Jerusalem (AFP) - Jonathan Pollard, seorang warga Amerika Serikat yang dipenjara di AS pada 1985 karena melakukan aktivitas memata-matai untuk kepentingan Israel, mendarat di negara yahudi itu pada Rabu setelah Washington membebaskannya dari syarat pembebasan bersyarat bulan lalu, media Israel melaporkan.

Pollard, 66, menjalani hukuman 30 tahun penjara karena memberikan dokumen rahasia AS, dan telah dibatasi dengan syarat pembebasan bersyarat ke AS sejak dibebaskan pada 2015, meskipun ada tekanan Israel untuk mengizinkannya pergi.

Departemen Kehakiman AS menghapus syarat dan ketentuan itu bulan lalu.

Beberapa harian Israel terkemuka, termasuk Haaretz dan The Jerusalem Post, melaporkan bahwa Pollard telah mendarat di Israel bersama istrinya Esther pada Rabu pagi.

Laporan surat kabar Israel Hayom menyertakan foto Pollard dan Esther mengenakan masker di pesawat.

Dalam sebuah pernyataan bulan lalu, Perdana Menteri Benjamin Netanyahu menyambut baik pencabutan pembatasan pembebasan bersyarat AS dan menyuarakan harapan bahwa Pollard akan "segera tiba di Israel."

Israel telah memberlakukan penguncian nasional ketiga untuk membendung virus corona baru dan pembatasan saat ini memaksa siapa pun yang memasuki negara itu untuk menghabiskan setidaknya 10 hari di karantina di hotel yang dipilih pemerintah.

Tidak ada indikasi langsung apakah Pollard dan istrinya telah dibebaskan dari pembatasan itu.

Pollard adalah seorang analis intelijen Angkatan Laut AS pada pertengahan 1980-an ketika dia melakukan kontak dengan seorang kolonel Israel di New York dan mulai mengirim rahasia AS ke Israel dengan imbalan puluhan ribu dolar.

Pollard, yang adalah seorang Yahudi, menyerahkan ribuan dokumen penting AS ke Israel, dan membuat hubungan yang tegang antara dua sekutu dekat itu.

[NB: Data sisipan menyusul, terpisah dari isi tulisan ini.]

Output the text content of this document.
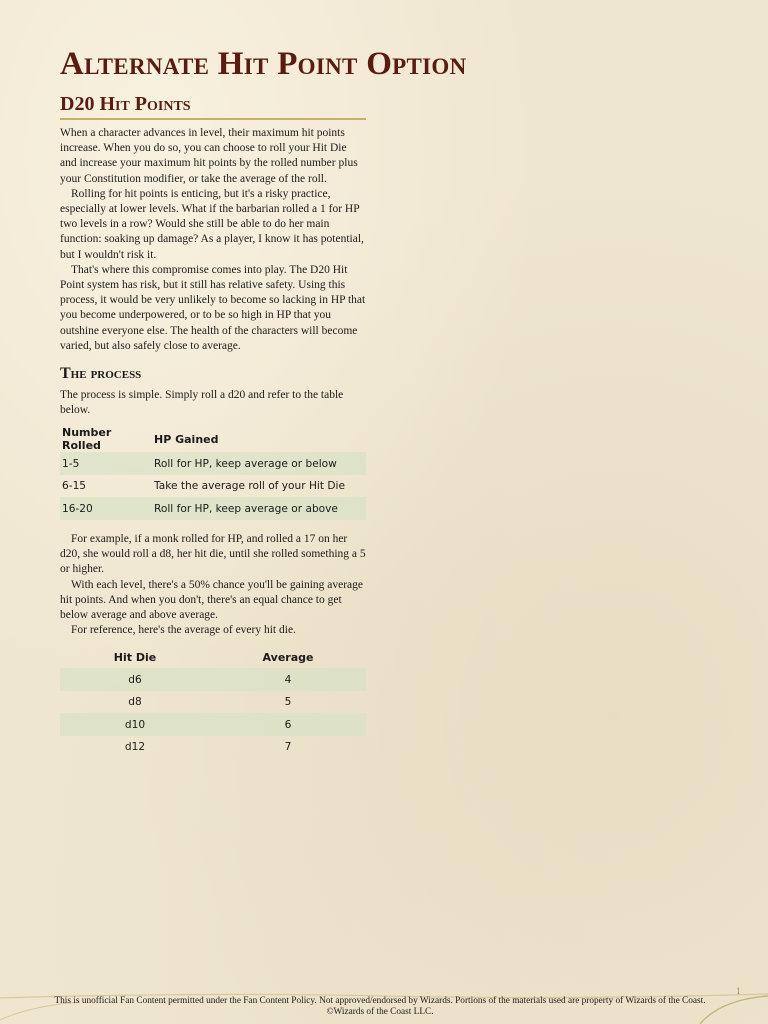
Alternate Hit Point Option
D20 Hit Points

When a character advances in level, their maximum hit points increase. When you do so, you can choose to roll your Hit Die and increase your maximum hit points by the rolled number plus your Constitution modifier, or take the average of the roll.

Rolling for hit points is enticing, but it's a risky practice, especially at lower levels. What if the barbarian rolled a 1 for HP two levels in a row? Would she still be able to do her main function: soaking up damage? As a player, I know it has potential, but I wouldn't risk it.

That's where this compromise comes into play. The D20 Hit Point system has risk, but it still has relative safety. Using this process, it would be very unlikely to become so lacking in HP that you become underpowered, or to be so high in HP that you outshine everyone else. The health of the characters will become varied, but also safely close to average.

The process

The process is simple. Simply roll a d20 and refer to the table below.

Number Rolled	HP Gained
1-5	Roll for HP, keep average or below
6-15	Take the average roll of your Hit Die
16-20	Roll for HP, keep average or above

For example, if a monk rolled for HP, and rolled a 17 on her d20, she would roll a d8, her hit die, until she rolled something a 5 or higher.

With each level, there's a 50% chance you'll be gaining average hit points. And when you don't, there's an equal chance to get below average and above average.

For reference, here's the average of every hit die.

Hit Die	Average
d6	4
d8	5
d10	6
d12	7
1
This is unofficial Fan Content permitted under the Fan Content Policy. Not approved/endorsed by Wizards. Portions of the materials used are property of Wizards of the Coast. ©Wizards of the Coast LLC.
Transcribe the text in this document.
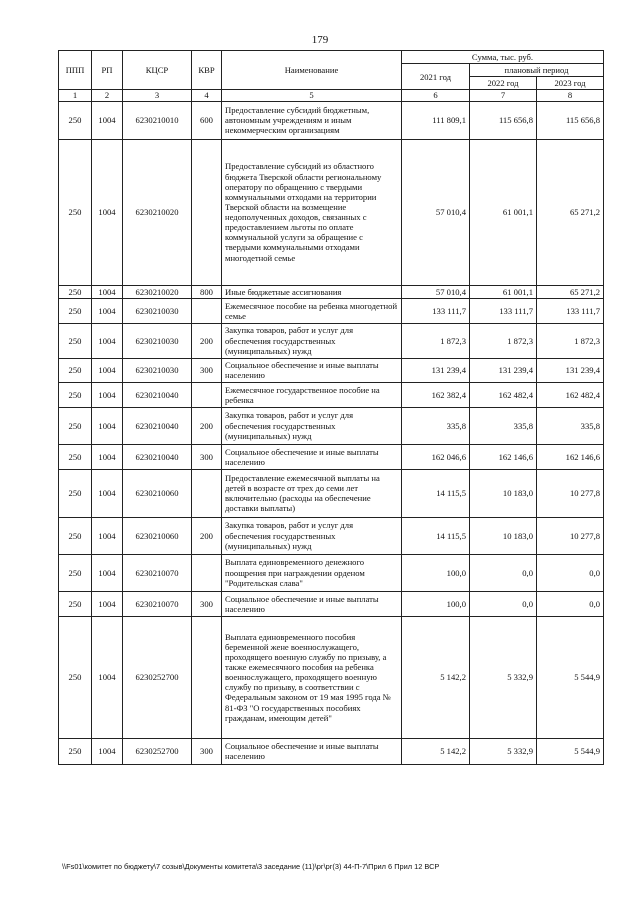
179
ППП	РП	КЦСР	КВР	Наименование	Сумма, тыс. руб.		
					2021 год	плановый период	
						2022 год	2023 год
1	2	3	4	5	6	7	8
250	1004	6230210010	600	Предоставление субсидий бюджетным, автономным учреждениям и иным некоммерческим организациям	111 809,1	115 656,8	115 656,8
250	1004	6230210020		Предоставление субсидий из областного бюджета Тверской области региональному оператору по обращению с твердыми коммунальными отходами на территории Тверской области на возмещение недополученных доходов, связанных с предоставлением льготы по оплате коммунальной услуги за обращение с твердыми коммунальными отходами многодетной семье	57 010,4	61 001,1	65 271,2
250	1004	6230210020	800	Иные бюджетные ассигнования	57 010,4	61 001,1	65 271,2
250	1004	6230210030		Ежемесячное пособие на ребенка многодетной семье	133 111,7	133 111,7	133 111,7
250	1004	6230210030	200	Закупка товаров, работ и услуг для обеспечения государственных (муниципальных) нужд	1 872,3	1 872,3	1 872,3
250	1004	6230210030	300	Социальное обеспечение и иные выплаты населению	131 239,4	131 239,4	131 239,4
250	1004	6230210040		Ежемесячное государственное пособие на ребенка	162 382,4	162 482,4	162 482,4
250	1004	6230210040	200	Закупка товаров, работ и услуг для обеспечения государственных (муниципальных) нужд	335,8	335,8	335,8
250	1004	6230210040	300	Социальное обеспечение и иные выплаты населению	162 046,6	162 146,6	162 146,6
250	1004	6230210060		Предоставление ежемесячной выплаты на детей в возрасте от трех до семи лет включительно (расходы на обеспечение доставки выплаты)	14 115,5	10 183,0	10 277,8
250	1004	6230210060	200	Закупка товаров, работ и услуг для обеспечения государственных (муниципальных) нужд	14 115,5	10 183,0	10 277,8
250	1004	6230210070		Выплата единовременного денежного поощрения при награждении орденом "Родительская слава"	100,0	0,0	0,0
250	1004	6230210070	300	Социальное обеспечение и иные выплаты населению	100,0	0,0	0,0
250	1004	6230252700		Выплата единовременного пособия беременной жене военнослужащего, проходящего военную службу по призыву, а также ежемесячного пособия на ребенка военнослужащего, проходящего военную службу по призыву, в соответствии с Федеральным законом от 19 мая 1995 года № 81-ФЗ "О государственных пособиях гражданам, имеющим детей"	5 142,2	5 332,9	5 544,9
250	1004	6230252700	300	Социальное обеспечение и иные выплаты населению	5 142,2	5 332,9	5 544,9
\\Fs01\комитет по бюджету\7 созыв\Документы комитета\3 заседание (11)\рг\рг(3) 44-П-7\Прил 6 Прил 12 ВСР
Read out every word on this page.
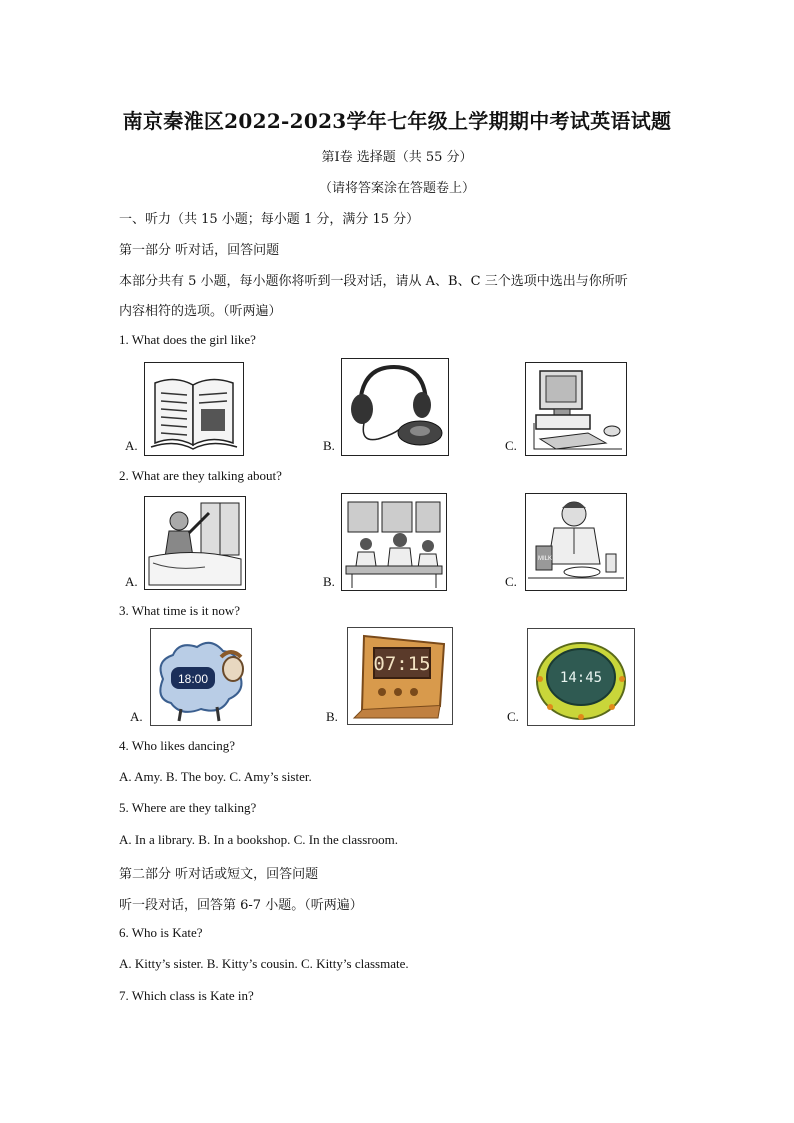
南京秦淮区2022-2023学年七年级上学期期中考试英语试题
第Ⅰ卷 选择题（共 55 分）
（请将答案涂在答题卷上）
一、听力（共 15 小题；每小题 1 分，满分 15 分）
第一部分 听对话，回答问题
本部分共有 5 小题，每小题你将听到一段对话，请从 A、B、C 三个选项中选出与你所听
内容相符的选项。（听两遍）
1. What does the girl like?
A.	B.	C.
2. What are they talking about?
A.	B.	C.
MILK
3. What time is it now?
A.
18:00
B.
07:15
C.
14:45
4. Who likes dancing?
A. Amy. B. The boy. C. Amy’s sister.
5. Where are they talking?
A. In a library. B. In a bookshop. C. In the classroom.
第二部分 听对话或短文，回答问题
听一段对话，回答第 6-7 小题。（听两遍）
6. Who is Kate?
A. Kitty’s sister. B. Kitty’s cousin. C. Kitty’s classmate.
7. Which class is Kate in?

Serangan Israel pada Oktober 1985 di markas Tunisia Organisasi Pembebasan Palestina yang menewaskan sekitar 60 orang direncanakan dengan informasi dari Pollard, menurut dokumen CIA yang dibuka pada tahun 2012.

Dia ditangkap pada 1985 dan dijatuhi hukuman penjara seumur hidup dua tahun kemudian, meskipun mengaku bersalah dalam kesepakatan yang diharapkan pengacaranya akan menghasilkan hukuman yang lebih ringan.

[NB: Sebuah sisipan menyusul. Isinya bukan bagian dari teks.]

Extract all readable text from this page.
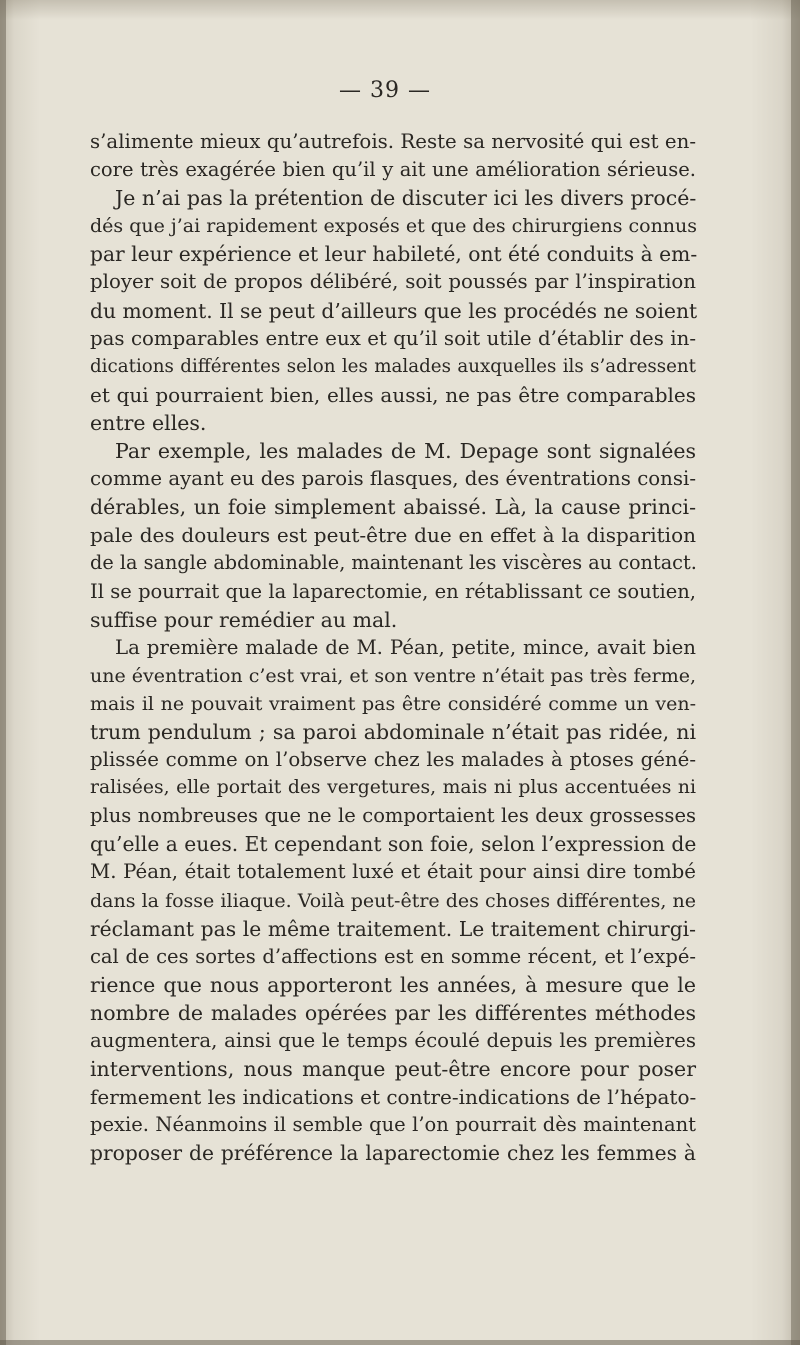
— 39 —
s’alimente mieux qu’autrefois. Reste sa nervosité qui est en-
core très exagérée bien qu’il y ait une amélioration sérieuse.
Je n’ai pas la prétention de discuter ici les divers procé-
dés que j’ai rapidement exposés et que des chirurgiens connus
par leur expérience et leur habileté, ont été conduits à em-
ployer soit de propos délibéré, soit poussés par l’inspiration
du moment. Il se peut d’ailleurs que les procédés ne soient
pas comparables entre eux et qu’il soit utile d’établir des in-
dications différentes selon les malades auxquelles ils s’adressent
et qui pourraient bien, elles aussi, ne pas être comparables
entre elles.
Par exemple, les malades de M. Depage sont signalées
comme ayant eu des parois flasques, des éventrations consi-
dérables, un foie simplement abaissé. Là, la cause princi-
pale des douleurs est peut-être due en effet à la disparition
de la sangle abdominable, maintenant les viscères au contact.
Il se pourrait que la laparectomie, en rétablissant ce soutien,
suffise pour remédier au mal.
La première malade de M. Péan, petite, mince, avait bien
une éventration c’est vrai, et son ventre n’était pas très ferme,
mais il ne pouvait vraiment pas être considéré comme un ven-
trum pendulum ; sa paroi abdominale n’était pas ridée, ni
plissée comme on l’observe chez les malades à ptoses géné-
ralisées, elle portait des vergetures, mais ni plus accentuées ni
plus nombreuses que ne le comportaient les deux grossesses
qu’elle a eues. Et cependant son foie, selon l’expression de
M. Péan, était totalement luxé et était pour ainsi dire tombé
dans la fosse iliaque. Voilà peut-être des choses différentes, ne
réclamant pas le même traitement. Le traitement chirurgi-
cal de ces sortes d’affections est en somme récent, et l’expé-
rience que nous apporteront les années, à mesure que le
nombre de malades opérées par les différentes méthodes
augmentera, ainsi que le temps écoulé depuis les premières
interventions, nous manque peut-être encore pour poser
fermement les indications et contre-indications de l’hépato-
pexie. Néanmoins il semble que l’on pourrait dès maintenant
proposer de préférence la laparectomie chez les femmes à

Setelah dibebaskan pada 2015, dia ditahan di Amerika Serikat dengan aturan pembebasan bersyarat dan tidak diizinkan untuk melakukan perjalanan ke Israel di mana istrinya, yang dinikahinya setelah dia dipenjara, tinggal.

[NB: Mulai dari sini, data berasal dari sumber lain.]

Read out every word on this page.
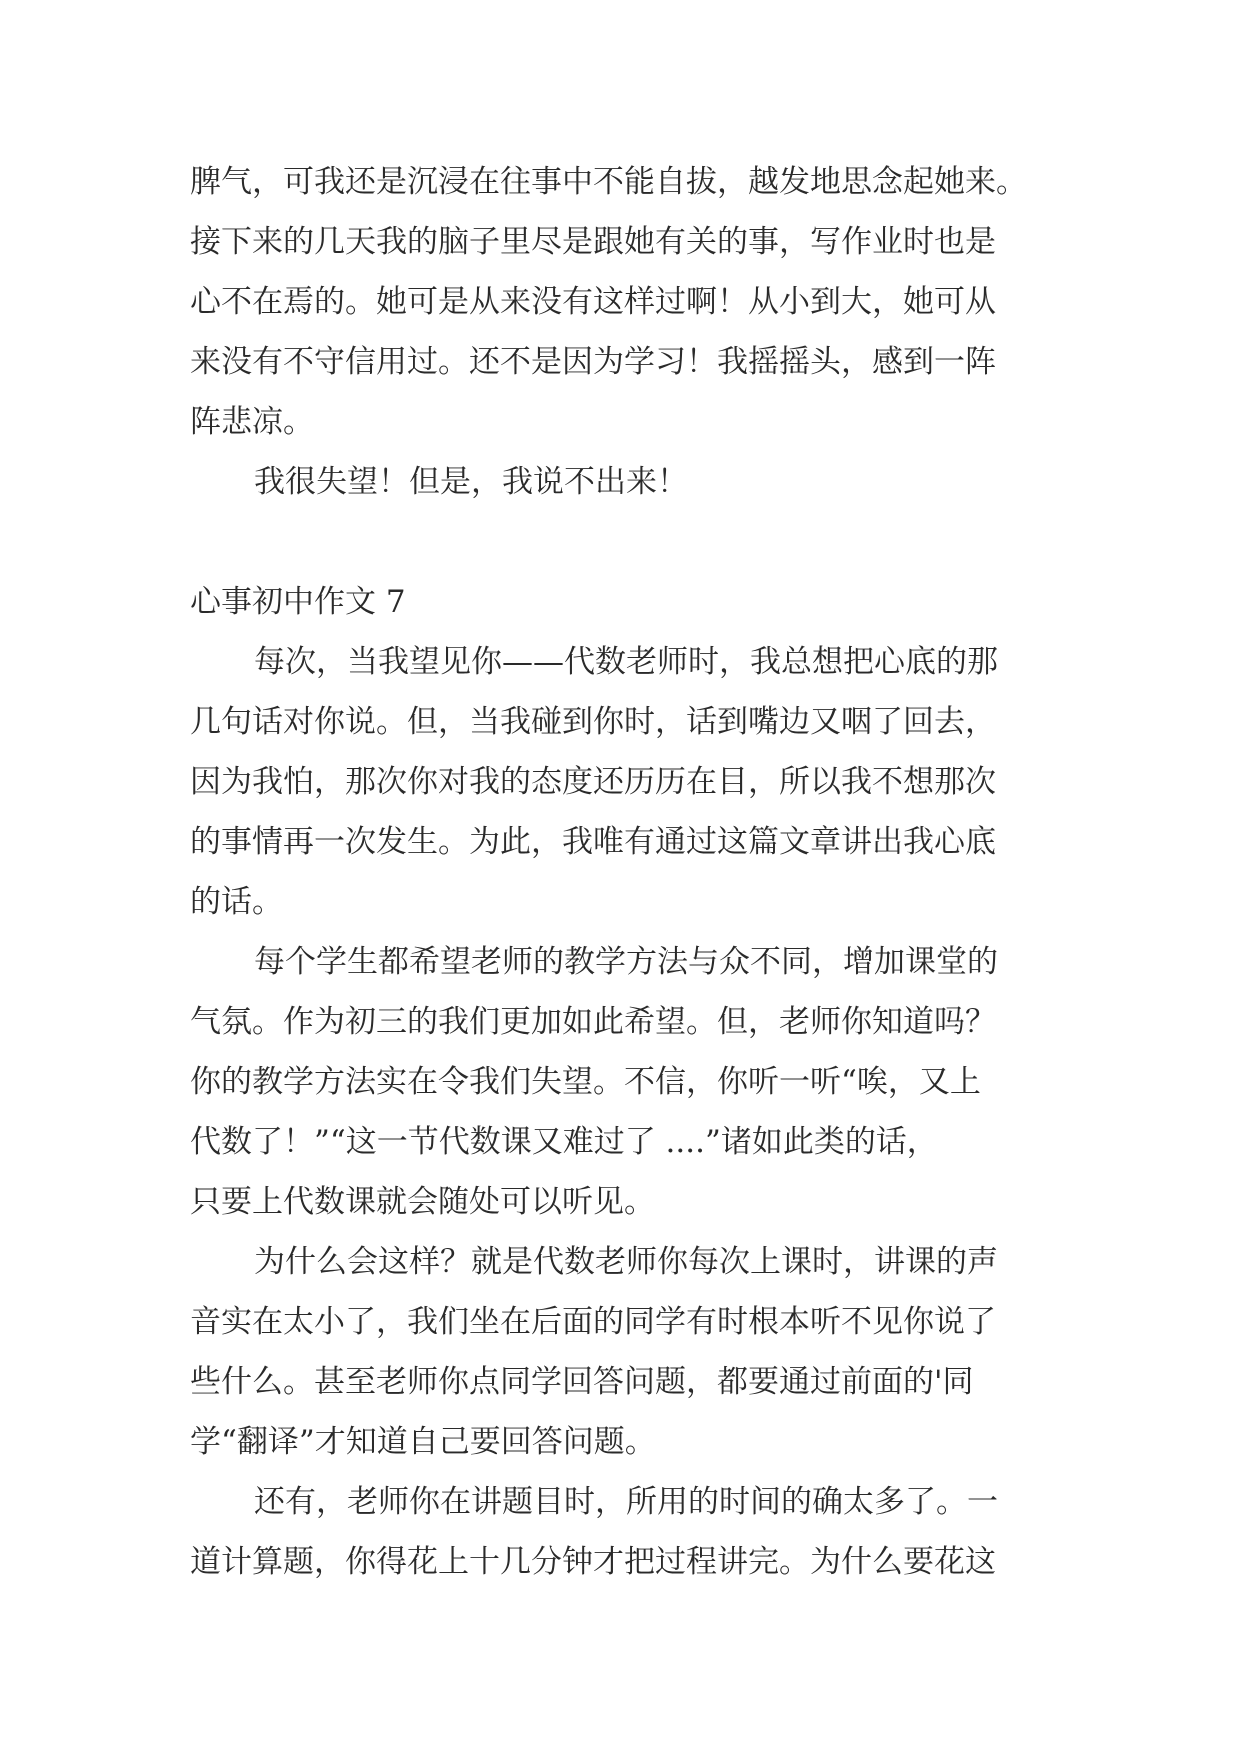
脾气，可我还是沉浸在往事中不能自拔，越发地思念起她来。
接下来的几天我的脑子里尽是跟她有关的事，写作业时也是
心不在焉的。她可是从来没有这样过啊！从小到大，她可从
来没有不守信用过。还不是因为学习！我摇摇头，感到一阵
阵悲凉。
我很失望！但是，我说不出来！
心事初中作文 7
每次，当我望见你——代数老师时，我总想把心底的那
几句话对你说。但，当我碰到你时，话到嘴边又咽了回去，
因为我怕，那次你对我的态度还历历在目，所以我不想那次
的事情再一次发生。为此，我唯有通过这篇文章讲出我心底
的话。
每个学生都希望老师的教学方法与众不同，增加课堂的
气氛。作为初三的我们更加如此希望。但，老师你知道吗？
你的教学方法实在令我们失望。不信，你听一听“唉，又上
代数了！”“这一节代数课又难过了 ....”诸如此类的话，
只要上代数课就会随处可以听见。
为什么会这样？就是代数老师你每次上课时，讲课的声
音实在太小了，我们坐在后面的同学有时根本听不见你说了
些什么。甚至老师你点同学回答问题，都要通过前面的'同
学“翻译”才知道自己要回答问题。
还有，老师你在讲题目时，所用的时间的确太多了。一
道计算题，你得花上十几分钟才把过程讲完。为什么要花这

Dia tetap tunduk pada jam malam, harus memakai monitor pergelangan tangan, dan dilarang bekerja untuk perusahaan mana pun yang tidak memiliki perangkat lunak pemantauan pemerintah AS pada sistem komputernya.

Israel, di mana Pollard dianggap sebagai pahlawan dan yang memberinya kewarganegaraan pada 1995, berulang kali menekan Washington untuk pembebasannya, menjadikannya salah satu masalah utama dalam hubungan bilateral.

Namun komunitas intelijen AS dilaporkan sangat menentang pemberian hukuman yang kurang dari hukuman yang diterimanya.